Query decomposition / multi-step (agentic) retrieval or a graph index; single-shot retrieval can't chain facts.

Retrieve a large candidate set cheaply (ANN), rerank only top ~20–50, cache results, use a faster cross-encoder.

Assume it leaks — remove secrets/creds from the prompt, enforce instruction hierarchy, filter output, least-privilege any tools.

Eval set unrepresentative — add real production queries, segment by type, add human eval + online feedback, check drift.

Domain-tuned embedding model, hybrid BM25 for exact jargon, metadata enrichment, query expansion.
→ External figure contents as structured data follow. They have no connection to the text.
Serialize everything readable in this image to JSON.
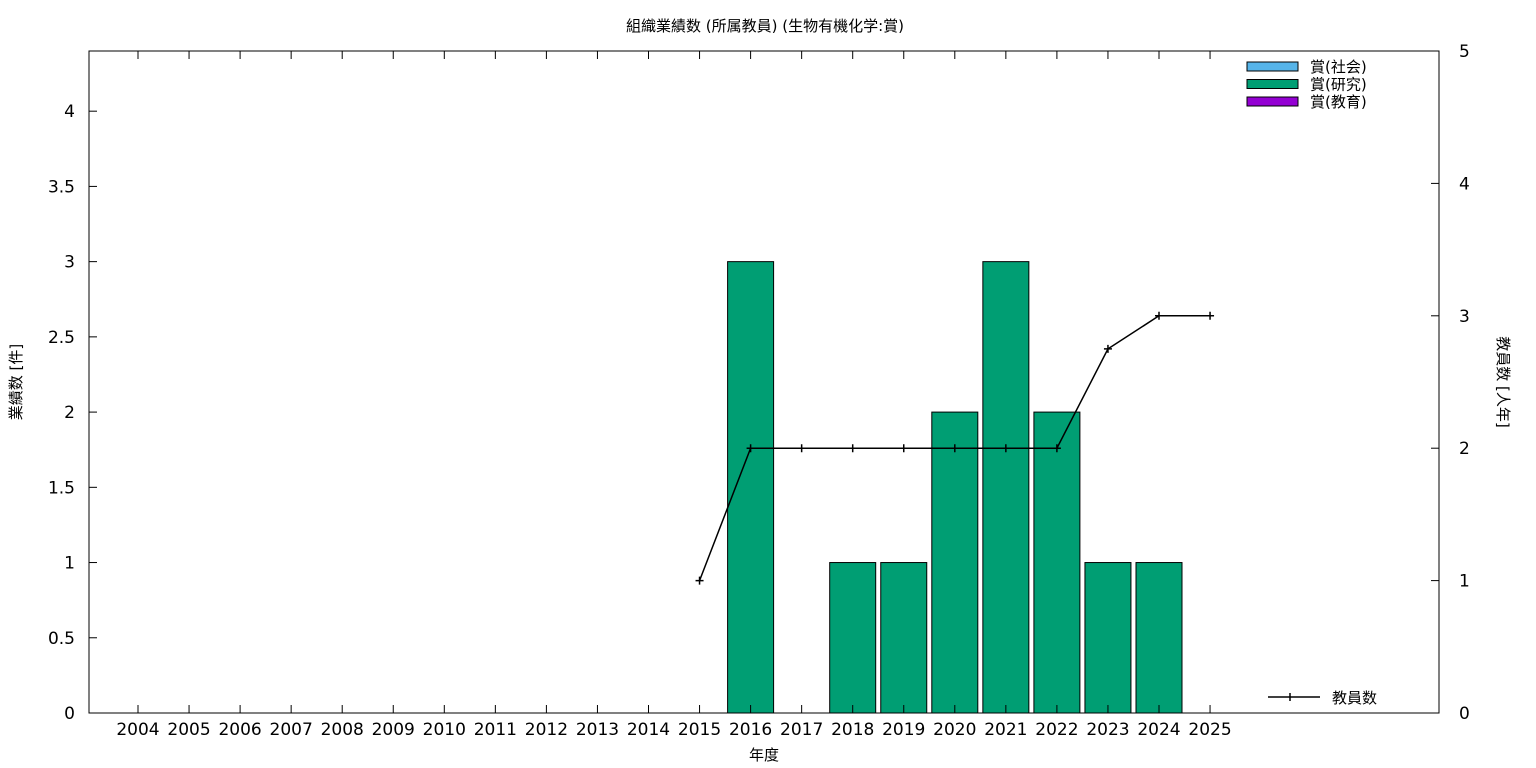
{
  "chart_data": {
    "type": "bar",
    "title": "組織業績数 (所属教員) (生物有機化学:賞)",
    "xlabel": "年度",
    "ylabel": "業績数 [件]",
    "y2label": "教員数 [人年]",
    "categories": [
      "2004",
      "2005",
      "2006",
      "2007",
      "2008",
      "2009",
      "2010",
      "2011",
      "2012",
      "2013",
      "2014",
      "2015",
      "2016",
      "2017",
      "2018",
      "2019",
      "2020",
      "2021",
      "2022",
      "2023",
      "2024",
      "2025"
    ],
    "ylim": [
      0,
      4.4
    ],
    "y2lim": [
      0,
      5
    ],
    "yticks": [
      "0",
      "0.5",
      "1",
      "1.5",
      "2",
      "2.5",
      "3",
      "3.5",
      "4"
    ],
    "y2ticks": [
      "0",
      "1",
      "2",
      "3",
      "4",
      "5"
    ],
    "series": [
      {
        "name": "賞(社会)",
        "color": "#56b4e9",
        "values": [
          0,
          0,
          0,
          0,
          0,
          0,
          0,
          0,
          0,
          0,
          0,
          0,
          0,
          0,
          0,
          0,
          0,
          0,
          0,
          0,
          0,
          0
        ]
      },
      {
        "name": "賞(研究)",
        "color": "#009e73",
        "values": [
          0,
          0,
          0,
          0,
          0,
          0,
          0,
          0,
          0,
          0,
          0,
          0,
          3,
          0,
          1,
          1,
          2,
          3,
          2,
          1,
          1,
          0
        ]
      },
      {
        "name": "賞(教育)",
        "color": "#9400d3",
        "values": [
          0,
          0,
          0,
          0,
          0,
          0,
          0,
          0,
          0,
          0,
          0,
          0,
          0,
          0,
          0,
          0,
          0,
          0,
          0,
          0,
          0,
          0
        ]
      }
    ],
    "line_series": {
      "name": "教員数",
      "color": "#000000",
      "axis": "y2",
      "points": [
        {
          "x": "2015",
          "y": 1
        },
        {
          "x": "2016",
          "y": 2
        },
        {
          "x": "2017",
          "y": 2
        },
        {
          "x": "2018",
          "y": 2
        },
        {
          "x": "2019",
          "y": 2
        },
        {
          "x": "2020",
          "y": 2
        },
        {
          "x": "2021",
          "y": 2
        },
        {
          "x": "2022",
          "y": 2
        },
        {
          "x": "2023",
          "y": 2.75
        },
        {
          "x": "2024",
          "y": 3
        },
        {
          "x": "2025",
          "y": 3
        }
      ]
    },
    "legend_position": "top-right",
    "grid": false
  }
}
Tighten tool names/descriptions/schemas, add few-shot examples, validate args, return structured errors, shrink the toolset.

Carry chunk→source metadata through retrieval, cite chunk IDs, and verify each cited claim is supported before display.

Route by difficulty (small model for easy), semantic-cache frequent/shared prefixes, cap max tokens; reserve the big model for hard cases.

Input/output filtering, PII redaction, injection/jailbreak checks, rate limits, human review for high-risk actions, continuous eval + monitoring + rollback.